Health Trumps Wealth in Makeovers at GHM Spas Worldwide
The organic movement that swept the food industry is maneuvering into GHM’s spas, property by property, banishing chemically enhanced formulations for the purest, greenest product lines available.
Starting this month in Chiang Mai, Thailand, GHM embarks on a spa-by-spa makeover, embracing new organic lines from Voya, Ila and SpaRitual and a green philosophy that deepens the hotel management group’s holistic bona fides.
“We’ve always had a holistic spa concept, but until now the choice of suitable product lines has been limited,” says Brenda Ramen, GHM’s spa director. “Savvy spa goers are demanding alternatives to chemically based formulations. If I wouldn’t put it in my body, why would I put it on my hair or skin?”
The new lineup from GHM champions products approved by the Soil Association in the UK and the USDA in the United States. They contain no harsh chemicals, no parabens, no toxins — products that go beyond pure and natural to organic.
On trend, Ramen points to the popularity of detox programs the world over, and the enthusiasm for bio-active botanical formulations.
“That’s where Voya comes in — with its hand-harvested organic seaweed from Ireland,” she says. “The benefits of seaweed and its extracts are numerous and can be attributed to a great wealth of nutrients.”
The commitment to organic products by GHM does not come without cost. The shelf life for its new product lines is far shorter than its former lines. But commercial concerns took a backseat to what Ramen describes as an ethics-based approach.
Items by Ila, for example, are hand-made in the Cotswolds, England. The company uses exotic ingredients — such as rose oil from India and argan oil from Morocco — and takes pride in its quality control.
Ila’s founder, Ramen says, regularly visits the oil farms to make sure she gets something that’s genuine and 100-percent pure.
“The Moroccan argan oil is especially fantastic because it’s rich in anti-aging fatty acids and it’s a ‘dry oil’ so there’s no greasy residue on the skin,” says Ramen.

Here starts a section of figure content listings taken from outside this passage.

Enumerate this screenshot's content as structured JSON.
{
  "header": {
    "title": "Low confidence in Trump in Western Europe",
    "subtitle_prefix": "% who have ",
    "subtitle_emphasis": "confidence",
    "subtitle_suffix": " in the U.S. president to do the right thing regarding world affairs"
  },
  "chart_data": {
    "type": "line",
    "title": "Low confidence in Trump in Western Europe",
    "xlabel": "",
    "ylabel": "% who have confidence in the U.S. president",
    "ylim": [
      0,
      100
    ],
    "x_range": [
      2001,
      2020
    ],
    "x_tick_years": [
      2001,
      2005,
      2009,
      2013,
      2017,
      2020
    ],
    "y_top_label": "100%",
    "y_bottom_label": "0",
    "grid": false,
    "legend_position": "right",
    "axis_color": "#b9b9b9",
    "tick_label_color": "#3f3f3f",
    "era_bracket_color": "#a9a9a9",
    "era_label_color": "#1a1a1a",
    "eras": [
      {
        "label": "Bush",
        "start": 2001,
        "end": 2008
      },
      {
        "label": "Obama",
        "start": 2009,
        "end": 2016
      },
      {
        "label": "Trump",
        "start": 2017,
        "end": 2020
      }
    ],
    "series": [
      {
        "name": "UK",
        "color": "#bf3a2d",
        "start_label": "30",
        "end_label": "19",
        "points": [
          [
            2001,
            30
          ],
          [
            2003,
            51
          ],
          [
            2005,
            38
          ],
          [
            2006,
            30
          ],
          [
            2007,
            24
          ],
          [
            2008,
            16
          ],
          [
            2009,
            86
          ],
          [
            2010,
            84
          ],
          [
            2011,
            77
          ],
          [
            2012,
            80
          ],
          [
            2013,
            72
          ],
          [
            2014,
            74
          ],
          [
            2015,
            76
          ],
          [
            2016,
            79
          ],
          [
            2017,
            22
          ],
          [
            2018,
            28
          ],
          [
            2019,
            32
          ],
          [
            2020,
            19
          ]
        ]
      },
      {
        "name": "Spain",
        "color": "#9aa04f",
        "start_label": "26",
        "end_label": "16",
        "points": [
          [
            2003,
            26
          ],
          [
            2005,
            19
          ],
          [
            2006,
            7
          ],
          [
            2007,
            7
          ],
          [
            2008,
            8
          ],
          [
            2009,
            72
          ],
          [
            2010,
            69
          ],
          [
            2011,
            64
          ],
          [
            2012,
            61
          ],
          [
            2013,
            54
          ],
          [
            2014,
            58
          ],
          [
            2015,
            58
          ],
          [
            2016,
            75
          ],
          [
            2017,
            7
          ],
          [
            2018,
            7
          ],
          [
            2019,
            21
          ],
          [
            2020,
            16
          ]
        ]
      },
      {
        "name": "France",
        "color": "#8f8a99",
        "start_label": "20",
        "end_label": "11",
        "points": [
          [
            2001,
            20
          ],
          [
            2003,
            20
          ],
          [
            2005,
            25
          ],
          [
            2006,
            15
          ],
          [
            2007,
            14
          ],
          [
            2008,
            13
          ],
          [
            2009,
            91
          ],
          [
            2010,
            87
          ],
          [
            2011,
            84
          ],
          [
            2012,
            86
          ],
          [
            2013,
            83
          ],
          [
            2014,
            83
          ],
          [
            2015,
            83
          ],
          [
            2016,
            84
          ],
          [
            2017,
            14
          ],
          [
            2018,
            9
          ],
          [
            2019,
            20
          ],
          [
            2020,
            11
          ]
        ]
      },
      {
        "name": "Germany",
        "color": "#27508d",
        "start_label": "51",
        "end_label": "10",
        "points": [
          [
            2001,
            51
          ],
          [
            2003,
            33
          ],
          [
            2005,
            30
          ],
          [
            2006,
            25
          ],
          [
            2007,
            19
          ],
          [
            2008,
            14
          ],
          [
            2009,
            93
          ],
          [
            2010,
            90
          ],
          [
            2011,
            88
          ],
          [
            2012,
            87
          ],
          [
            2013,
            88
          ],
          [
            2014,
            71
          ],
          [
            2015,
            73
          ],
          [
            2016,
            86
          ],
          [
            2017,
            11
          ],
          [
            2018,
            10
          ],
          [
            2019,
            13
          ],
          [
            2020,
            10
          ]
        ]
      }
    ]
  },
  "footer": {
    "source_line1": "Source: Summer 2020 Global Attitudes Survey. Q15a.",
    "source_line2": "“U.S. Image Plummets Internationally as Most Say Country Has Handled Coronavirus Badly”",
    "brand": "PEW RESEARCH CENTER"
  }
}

To jump-start the new initiative, Ramen summoned GHM spa trainers and managers from as far away as Miami and Muscat for a two-week training session in Chiang Mai. Manufacturers detailed the new lines and Ramen reinforced the hotel group’s commitment to this new, expanded realm of responsibility.
“Our guests want upscale amenities, to be sure, but these days they’re as concerned — I’d say more concerned — about green solutions and green products,” says Ramen. “It’s not just the planet people are concerned about, it’s their own bodies. They’re after health before wealth.”
Once the makeover is complete in Thailand, Ramen — a 17-year veteran of the spa industry and native of Canada — will see to the same changes on the spa menu at one of Asia’s most renowned resorts, The Nam Hai in Vietnam.
From there, the new menus and products will debut at The Chedi Muscat in Oman, The Setai in Miami, The Legian in Bali and The Chedi Club Tanah Gajah, also in Bali.
By the time the six-month project wraps, all GHM wellness specialists will qualify as experts on what makes the new products unique and how to apply those lines in the new treatments.